This week Sir Norman Williams, senior clinical adviser to the health secretary Jeremy Hunt, shared his unease at the prevailing atmosphere of blame and retribution surrounding unintended healthcare errors, and the likely implications should a ‘culture of fear’ really take root.
We believe a criminal court is rarely the best place to hold a doctor to account
Sir Norman did not mince his words – and nor should he. The criminalisation of those who go to work to help people and save lives, whether that is a GP or a surgeon, carries serious repercussions.
The question of whether doctors should face a prison sentence when things go tragically wrong in a complex clinical environment, without intent to cause harm, has resurfaced following the appeal of David Sellu’s conviction for manslaughter by gross negligence.
Medical Protection supported Mr Sellu’s appeal, and like Sir Norman and many others across the profession, we believe a criminal court is rarely the best place to hold a doctor to account. We strongly opposed the introduction of criminal sanctions for ill treatment or wilful neglect which were brought into law in England and Wales through the Criminal Justice and Courts Act 2015, and felt the existing framework was effective at reprimanding unprofessional behaviour.

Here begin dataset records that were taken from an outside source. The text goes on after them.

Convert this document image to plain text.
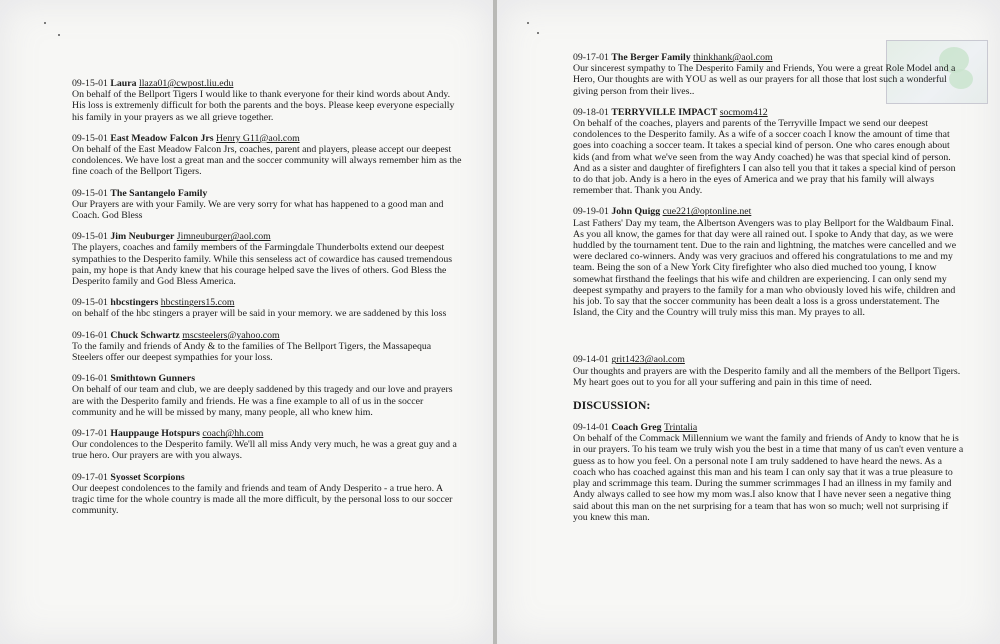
09-15-01 Laura llaza01@cwpost.liu.edu
On behalf of the Bellport Tigers I would like to thank everyone for their kind words about Andy. His loss is extremenly difficult for both the parents and the boys. Please keep everyone especially his family in your prayers as we all grieve together.
09-15-01 East Meadow Falcon Jrs Henry G11@aol.com
On behalf of the East Meadow Falcon Jrs, coaches, parent and players, please accept our deepest condolences. We have lost a great man and the soccer community will always remember him as the fine coach of the Bellport Tigers.
09-15-01 The Santangelo Family
Our Prayers are with your Family. We are very sorry for what has happened to a good man and Coach. God Bless
09-15-01 Jim Neuburger Jimneuburger@aol.com
The players, coaches and family members of the Farmingdale Thunderbolts extend our deepest sympathies to the Desperito family. While this senseless act of cowardice has caused tremendous pain, my hope is that Andy knew that his courage helped save the lives of others. God Bless the Desperito family and God Bless America.
09-15-01 hbcstingers hbcstingers15.com
on behalf of the hbc stingers a prayer will be said in your memory. we are saddened by this loss
09-16-01 Chuck Schwartz mscsteelers@yahoo.com
To the family and friends of Andy & to the families of The Bellport Tigers, the Massapequa Steelers offer our deepest sympathies for your loss.
09-16-01 Smithtown Gunners
On behalf of our team and club, we are deeply saddened by this tragedy and our love and prayers are with the Desperito family and friends. He was a fine example to all of us in the soccer community and he will be missed by many, many people, all who knew him.
09-17-01 Hauppauge Hotspurs coach@hh.com
Our condolences to the Desperito family. We'll all miss Andy very much, he was a great guy and a true hero. Our prayers are with you always.
09-17-01 Syosset Scorpions
Our deepest condolences to the family and friends and team of Andy Desperito - a true hero. A tragic time for the whole country is made all the more difficult, by the personal loss to our soccer community.
09-17-01 The Berger Family thinkhank@aol.com
Our sincerest sympathy to The Desperito Family and Friends, You were a great Role Model and a Hero, Our thoughts are with YOU as well as our prayers for all those that lost such a wonderful giving person from their lives..
09-18-01 TERRYVILLE IMPACT socmom412
On behalf of the coaches, players and parents of the Terryville Impact we send our deepest condolences to the Desperito family. As a wife of a soccer coach I know the amount of time that goes into coaching a soccer team. It takes a special kind of person. One who cares enough about kids (and from what we've seen from the way Andy coached) he was that special kind of person. And as a sister and daughter of firefighters I can also tell you that it takes a special kind of person to do that job. Andy is a hero in the eyes of America and we pray that his family will always remember that. Thank you Andy.
09-19-01 John Quigg cue221@optonline.net
Last Fathers' Day my team, the Albertson Avengers was to play Bellport for the Waldbaum Final. As you all know, the games for that day were all rained out. I spoke to Andy that day, as we were huddled by the tournament tent. Due to the rain and lightning, the matches were cancelled and we were declared co-winners. Andy was very graciuos and offered his congratulations to me and my team. Being the son of a New York City firefighter who also died muched too young, I know somewhat firsthand the feelings that his wife and children are experiencing. I can only send my deepest sympathy and prayers to the family for a man who obviously loved his wife, children and his job. To say that the soccer community has been dealt a loss is a gross understatement. The Island, the City and the Country will truly miss this man. My prayes to all.
09-14-01 grit1423@aol.com
Our thoughts and prayers are with the Desperito family and all the members of the Bellport Tigers. My heart goes out to you for all your suffering and pain in this time of need.
DISCUSSION:
09-14-01 Coach Greg Trintalia
On behalf of the Commack Millennium we want the family and friends of Andy to know that he is in our prayers. To his team we truly wish you the best in a time that many of us can't even venture a guess as to how you feel. On a personal note I am truly saddened to have heard the news. As a coach who has coached against this man and his team I can only say that it was a true pleasure to play and scrimmage this team. During the summer scrimmages I had an illness in my family and Andy always called to see how my mom was.I also know that I have never seen a negative thing said about this man on the net surprising for a team that has won so much; well not surprising if you knew this man.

By focussing on punishment and allowing the threat of a prison sentence to hang over the heads of those unfortunate enough to be at the centre of a tragic patient death, we will create a plethora of complex problems which will impact on GPs and the healthcare sector as a whole, but also on society.
Firstly, there is a risk that fear of criminal sanctions will result in more ‘defensive medicine’. This means opting for treatments which do not expose the physician.
Our research shows that working in an increasingly litigious environment already impacts on doctors’ behaviours – 67% of GPs say they are fearful they will be sued by patients, and of those 85% say that fear affects the way they practise. So we know the current claims environment is making doctors more cautious. More conscious defensive behaviour, where self-preservation takes precedence over the interests of the patient by choice, would obviously have a much greater impact on the public in terms of the care they receive and is something we must avoid.
Secondly, we risk good doctors leaving the profession at a time when the health system is under pressure and the next generation of doctors being put off by a culture of fear, or ‘blame and shame’.
It is critical that all doctors feel able to report adverse incidents and near misses so they and the wider profession can learn from mistakes and make improvements. A culture of fear will seriously hinder this open, learning ethos.
New legislation on Duty of Candour is now in place in England and Wales. We do not believe a legal duty is the best way to bring about real change in an area like this due to its behavioural nature, though the intention behind it – to encourage transparency and openness – is right. There is however an inherent tension between a policy like this which seeks to promote an open culture, and another which serves to allocate blame on an individual and inhibit openness. This therefore raises the question of why criminal prosecutions against doctors are still being threatened.
David Sellu’s case was tragic for all involved and fraught with complexity – we are pleased his conviction was quashed and his name finally cleared. Medical Protection, alongside senior figures like Sir Norman Williams, will continue to challenge the appropriateness of a criminal court to hold a doctor to account when things go wrong in a complex clinical environment – where there is no intent to cause harm. We will also work to foster a culture of open learning, professionalism and accountability.